Pengalaman sejarah tersebut memperkuat keyakinan umat Islam bahwa kemenangan dan kesuksesan itu akan terus dijamin oleh Allah selama mereka berpegang teguh kepada ajaran agama. Jika umat Islam mengalami kekalahan atau kemunduran, mereka segera ingat kepada firman suci bahwa “masa-masa kejayaan dipergilirkan di antara manusia” (tilka l-ayyaamu nudawiluhaa baina n-naas). Ketika roda sejarah sedang berputar ke bawah, di kalangan umat Islam selalu bermunculan tokoh-tokoh yang mengumandangkan seruan “kembali kepada ajaran Al-Qur’an dan Sunnah Nabi”.

Sebuah hadits yang memberitakan isyarat Nabi Muhammad SAW bahwa akan muncul orang-orang yang memperbaharui (yujaddidu) agama Islam “pada setiap pangkal seratus tahun” (`alaa kulli ra’si mi’ati sanah).

Pada abad ke-18, tatkala umat Islam kehilangan kreativitas dan tenggelam dalam kebekuan pemikiran, akibat tertutupnya pintu ijtihad oleh institusi-institusi keagamaan, bangkitlah para tokoh pembaharu seperti Muhammad ibn Abdul-Wahhab (1703–1792) di Semenanjung Arabia, Syah Waliyullah ad-Dahlawi (1703–1762) di India, dan Muhammad ibn Ali as-Sanusi (1791-1859) di Afrika Utara.
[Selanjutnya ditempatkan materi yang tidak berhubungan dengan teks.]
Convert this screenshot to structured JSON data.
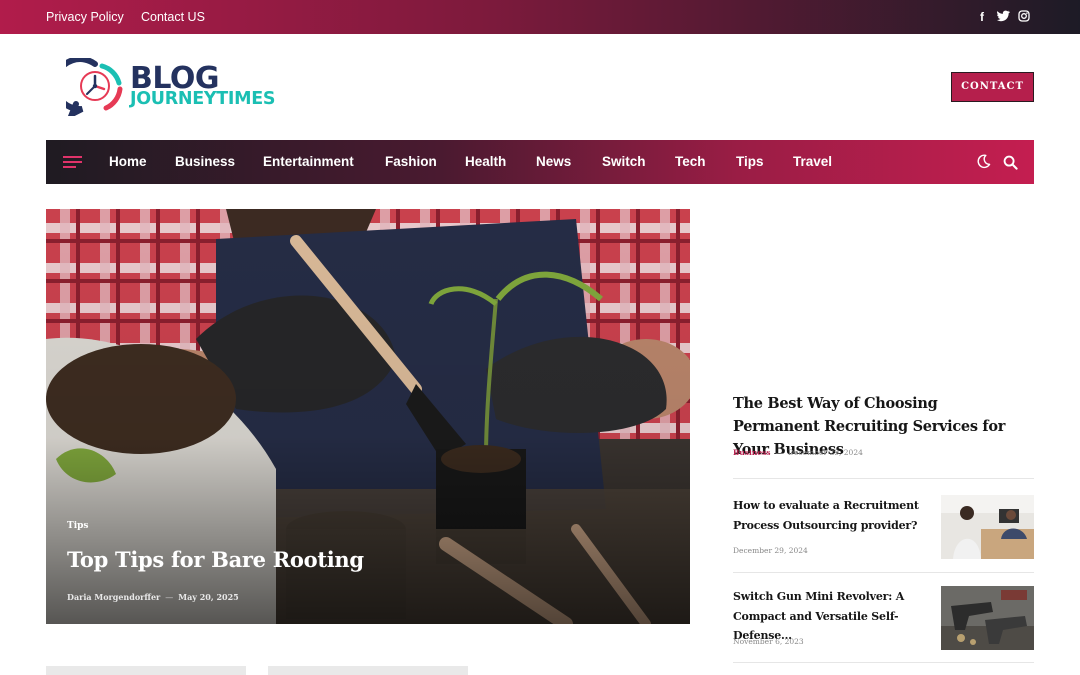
{
  "topbar": {
    "links": [
      "Privacy Policy",
      "Contact US"
    ],
    "social": [
      "facebook-icon",
      "twitter-icon",
      "instagram-icon"
    ]
  },
  "logo": {
    "line1": "BLOG",
    "line2": "JOURNEYTIMES"
  },
  "header": {
    "contact_label": "CONTACT"
  },
  "nav": {
    "items": [
      "Home",
      "Business",
      "Entertainment",
      "Fashion",
      "Health",
      "News",
      "Switch",
      "Tech",
      "Tips",
      "Travel"
    ],
    "icons": [
      "menu-icon",
      "moon-icon",
      "search-icon"
    ]
  },
  "hero": {
    "category": "Tips",
    "title": "Top Tips for Bare Rooting",
    "author": "Daria Morgendorffer",
    "date": "May 20, 2025"
  },
  "sidebar": {
    "featured": {
      "title": "The Best Way of Choosing Permanent Recruiting Services for Your Business",
      "category": "Business",
      "date": "December 29, 2024"
    },
    "items": [
      {
        "title": "How to evaluate a Recruitment Process Outsourcing provider?",
        "date": "December 29, 2024"
      },
      {
        "title": "Switch Gun Mini Revolver: A Compact and Versatile Self-Defense…",
        "date": "November 6, 2023"
      }
    ]
  },
  "colors": {
    "accent": "#b51f4c",
    "logo_navy": "#24325f",
    "logo_teal": "#1bbfb3"
  }
}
Sebagaimana halnya Ibn Taimiyyah lima abad sebelumnya, para pembaharu pada abad ke-18 itu memusatkan gerakan mereka untuk mencairkan “kebekuan internal” yaitu memurnikan tauhid, menentang dominasi mazhab, dan memberantas bid`ah. Adapun masalah “ancaman eksternal” tidaklah menjadi fokus pemikiran, sebab sebagian besar Dunia Islam belum tersentuh oleh kekuatan kelompok non-Muslim. Meskipun sejak abad ke-17 bangsa-bangsa Eropa Barat sudah berdatangan sebagai pedagang, penyebar Injil atau prajurit (gold, gospel, glory ataumercenary, missionary, military), kehadiran mereka sampai akhir abad ke-18 tidaklah menggoyahkan tatanan peradaban umat Islam.

Bangsa-bangsa Eropa Barat sebelum abad ke-16 tidaklah pernah memiliki peradaban yang dapat dibanggakan dalam sejarah. Malahan sudah menjadi pengetahuan umum bahwa orang-orang Eropa Barat pada abad-abad pertengahan mempelajari ilmu pengetahuan dan filsafat pada universitas-universitas Muslim di Spanyol dan Sisilia. Berkat perkenalan dan pembelajaran dari peradaban Islam, Eropa Barat terstimulasi untuk bangkit dari suasana kebodohan yang mereka sebut Dark Age (Zaman Kegelapan), menuju masa renaissance (kelahiran kembali) yang bermula pada abad ke-16. Kebangkitan Eropa Barat diawali dengan proses sekularisasi atau penerapan faham sekularisme, yaitu pemisahan agama Nasrani dari pengaturan kehidupan. Dengan demikian masyarakat terbebas dari kungkungan dogma-dogma gereja dan terbukalah pengembangan ilmu pengetahuan melalui penalaran akal. Maka pada abad ke-18 yang dikenal sebagai Masa Pencerahan (Enlightenment), Eropa Barat melahirkan peradaban modern.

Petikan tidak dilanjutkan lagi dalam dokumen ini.